Wind energy and solar energy are weather dependent. As the share of variable renewable energy sources (vRES) increases, fundamental changes to grid operation become necessary. Many researchers and policymakers are therefore looking at countries in which variable renewables already make up a considerable share of the electricity supply. Integrating high shares of vRES can be a challenge for system operators. Yet countries with high shares of vRES appear to fare quite well, and the reliability of electricity supply continues to be very high. For example, key indicators such as the System Average Interruption Duration Index (SAIDI) and the loss of load expectation (LOLE) show that the power system in Germany is among the most stable in the world, despite its rising share of vRES and decreasing level of baseload production: High grid reliability and the integration of increasing shares of renewables need not be incompatible.
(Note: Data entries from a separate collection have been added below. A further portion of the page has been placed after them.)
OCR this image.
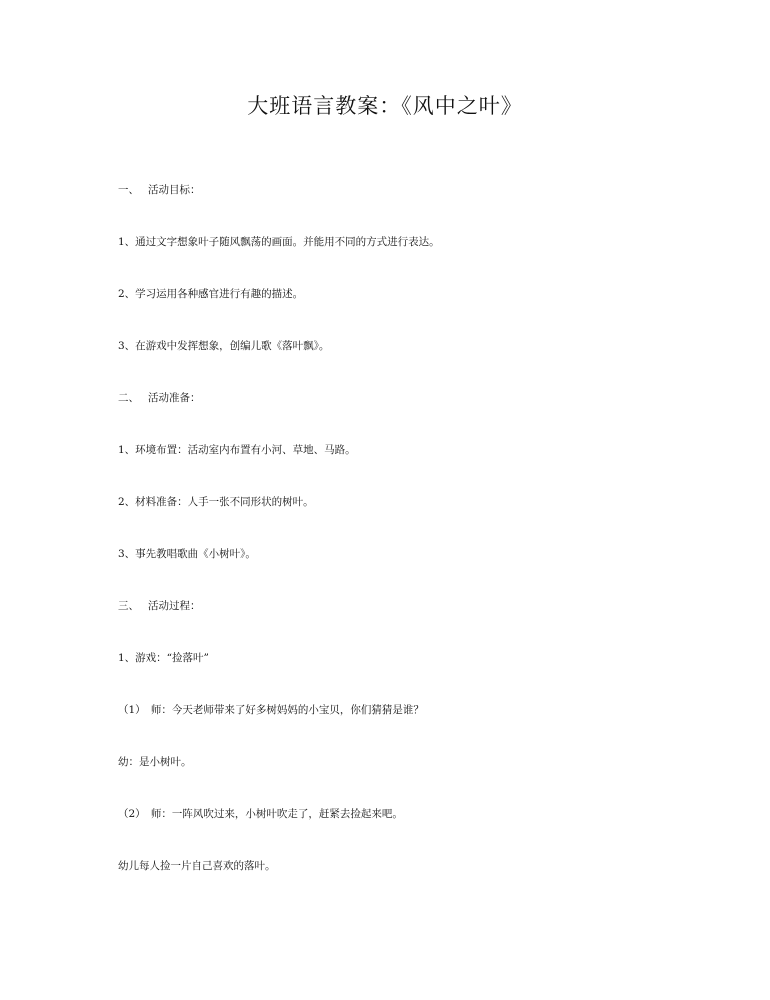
大班语言教案：《风中之叶》
一、 活动目标：
1、通过文字想象叶子随风飘荡的画面。并能用不同的方式进行表达。
2、学习运用各种感官进行有趣的描述。
3、在游戏中发挥想象，创编儿歌《落叶飘》。
二、 活动准备：
1、环境布置：活动室内布置有小河、草地、马路。
2、材料准备：人手一张不同形状的树叶。
3、事先教唱歌曲《小树叶》。
三、 活动过程：
1、游戏：“捡落叶”
（1）　师：今天老师带来了好多树妈妈的小宝贝，你们猜猜是谁？
幼：是小树叶。
（2）　师：一阵风吹过来，小树叶吹走了，赶紧去捡起来吧。
幼儿每人捡一片自己喜欢的落叶。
This paper provides an overview of some of the lessons learned from integrating vRES into the grid of countries that, like Germany and Denmark, have high shares of variable power. Current practices in the context of their regulatory framework will be presented, as well as changes that have been adopted in order to cope with challenges that grid operators have faced along the way. Section 1 describes future trends and challenges for grids in power systems with rising levels of vRES generation. Section 2 focuses on the building of new power lines and transformer stations. Section 3 focuses on system operation and ancillary services.